Pero cuando los enemigos se ven, es difícil no ver rojo.
Luo Qiaorong apenas podía contener su resentimiento.
Al escuchar las palabras de Mei, Yang Hongxia respiró aliviada, y con gratitud, miró hacia Mei.
No era tonta; podía ver que Mei era la jefa aquí, y si podía llevarse bien con ella, Luo Qiaorong y su grupo no se atreverían a tocarla.
Con este pensamiento, Yang Hongxia se acercó más:
—Hermana mayor, ¿puedo saber cómo dirigirme a usted?
Mi nombre es Yang Hongxia, y he sido encarcelada injustamente.
Mei miró a Yang Hongxia con indiferencia y dijo sarcásticamente:
—¿Injustamente?
¿Oh?
—Explica, ¿cómo has sido injusticiada?
Ansiosa por acercarse a Mei, Yang Hongxia respondió rápidamente tan pronto como la oyó morder el anzuelo:
—¡Todo es culpa de mi yerno!
Consiguió una tarjeta bancaria de quién sabe dónde, y resulta que esa tarjeta pertenecía a un grupo de estafa Mianbang.

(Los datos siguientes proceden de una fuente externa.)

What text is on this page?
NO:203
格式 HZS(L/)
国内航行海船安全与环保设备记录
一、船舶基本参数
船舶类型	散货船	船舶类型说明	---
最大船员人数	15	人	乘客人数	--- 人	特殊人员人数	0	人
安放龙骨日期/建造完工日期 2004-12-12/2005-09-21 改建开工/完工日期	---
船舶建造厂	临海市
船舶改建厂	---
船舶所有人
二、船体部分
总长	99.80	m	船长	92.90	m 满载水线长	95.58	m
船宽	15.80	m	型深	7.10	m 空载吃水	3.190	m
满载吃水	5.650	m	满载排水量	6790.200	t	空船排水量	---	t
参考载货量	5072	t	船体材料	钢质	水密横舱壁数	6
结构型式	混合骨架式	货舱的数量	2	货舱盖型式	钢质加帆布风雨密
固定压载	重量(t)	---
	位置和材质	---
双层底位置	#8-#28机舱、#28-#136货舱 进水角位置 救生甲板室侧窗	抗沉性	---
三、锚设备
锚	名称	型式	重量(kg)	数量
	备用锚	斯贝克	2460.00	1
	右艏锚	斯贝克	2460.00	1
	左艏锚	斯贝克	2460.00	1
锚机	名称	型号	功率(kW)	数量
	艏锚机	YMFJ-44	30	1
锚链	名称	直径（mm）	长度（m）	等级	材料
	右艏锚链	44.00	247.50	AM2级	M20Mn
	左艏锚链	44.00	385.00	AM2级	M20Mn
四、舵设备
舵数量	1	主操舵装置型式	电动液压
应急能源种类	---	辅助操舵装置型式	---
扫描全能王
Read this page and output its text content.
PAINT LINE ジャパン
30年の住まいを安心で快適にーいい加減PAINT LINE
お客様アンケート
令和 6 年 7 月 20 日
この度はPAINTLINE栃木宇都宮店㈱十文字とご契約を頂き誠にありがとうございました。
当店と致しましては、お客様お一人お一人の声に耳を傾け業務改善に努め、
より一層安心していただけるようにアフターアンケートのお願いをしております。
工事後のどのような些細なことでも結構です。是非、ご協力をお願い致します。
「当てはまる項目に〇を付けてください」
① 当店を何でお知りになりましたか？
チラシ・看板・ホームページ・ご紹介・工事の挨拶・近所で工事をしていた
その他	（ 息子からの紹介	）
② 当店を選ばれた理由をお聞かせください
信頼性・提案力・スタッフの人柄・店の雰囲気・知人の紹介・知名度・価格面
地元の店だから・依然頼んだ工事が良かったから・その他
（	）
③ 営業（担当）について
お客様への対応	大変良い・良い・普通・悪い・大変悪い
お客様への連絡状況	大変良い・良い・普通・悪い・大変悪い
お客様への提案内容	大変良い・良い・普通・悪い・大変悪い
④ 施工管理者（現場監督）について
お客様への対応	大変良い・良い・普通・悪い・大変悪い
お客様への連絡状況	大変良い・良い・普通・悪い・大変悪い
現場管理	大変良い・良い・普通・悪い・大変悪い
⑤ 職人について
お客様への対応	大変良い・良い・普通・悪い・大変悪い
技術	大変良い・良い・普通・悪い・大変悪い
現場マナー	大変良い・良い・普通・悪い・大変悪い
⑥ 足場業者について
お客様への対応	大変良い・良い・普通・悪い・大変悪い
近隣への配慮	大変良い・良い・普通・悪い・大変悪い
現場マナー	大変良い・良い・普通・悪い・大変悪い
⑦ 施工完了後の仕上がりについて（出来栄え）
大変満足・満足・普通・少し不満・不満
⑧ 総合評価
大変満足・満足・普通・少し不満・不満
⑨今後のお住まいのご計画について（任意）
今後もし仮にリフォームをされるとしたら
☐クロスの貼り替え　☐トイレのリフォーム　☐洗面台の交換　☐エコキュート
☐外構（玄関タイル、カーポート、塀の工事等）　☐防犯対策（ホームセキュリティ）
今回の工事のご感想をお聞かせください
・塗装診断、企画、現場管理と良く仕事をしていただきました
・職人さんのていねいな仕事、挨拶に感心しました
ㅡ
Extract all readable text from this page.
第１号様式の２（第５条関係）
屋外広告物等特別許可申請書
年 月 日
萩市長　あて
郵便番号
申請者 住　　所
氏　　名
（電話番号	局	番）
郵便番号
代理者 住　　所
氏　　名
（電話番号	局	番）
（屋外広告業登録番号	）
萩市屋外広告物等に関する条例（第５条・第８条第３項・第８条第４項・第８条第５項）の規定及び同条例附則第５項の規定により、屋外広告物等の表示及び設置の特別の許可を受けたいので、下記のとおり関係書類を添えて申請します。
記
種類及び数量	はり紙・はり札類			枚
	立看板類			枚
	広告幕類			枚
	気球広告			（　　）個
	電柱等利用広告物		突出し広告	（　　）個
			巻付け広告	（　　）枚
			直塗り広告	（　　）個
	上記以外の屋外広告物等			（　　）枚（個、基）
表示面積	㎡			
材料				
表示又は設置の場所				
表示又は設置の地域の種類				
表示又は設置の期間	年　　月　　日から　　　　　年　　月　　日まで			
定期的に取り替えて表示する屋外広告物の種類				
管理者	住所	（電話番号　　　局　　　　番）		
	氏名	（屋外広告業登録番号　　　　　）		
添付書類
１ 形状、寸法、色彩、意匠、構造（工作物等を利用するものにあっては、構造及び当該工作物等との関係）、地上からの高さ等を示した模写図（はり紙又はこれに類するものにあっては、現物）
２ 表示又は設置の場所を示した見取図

Por curiosidad, fui al banco a preguntar sobre la tarjeta, y antes de darme cuenta, me arrastraron aquí…
—¡Mei, no escuches sus tonterías!
Antes de que Yang Hongxia pudiera terminar, Luo Qiaorong interrumpió:
—¡Si los oficiales la arrestaron, deben tener pruebas de su fraude!
De lo contrario, ¿quién la arrestaría sin razón?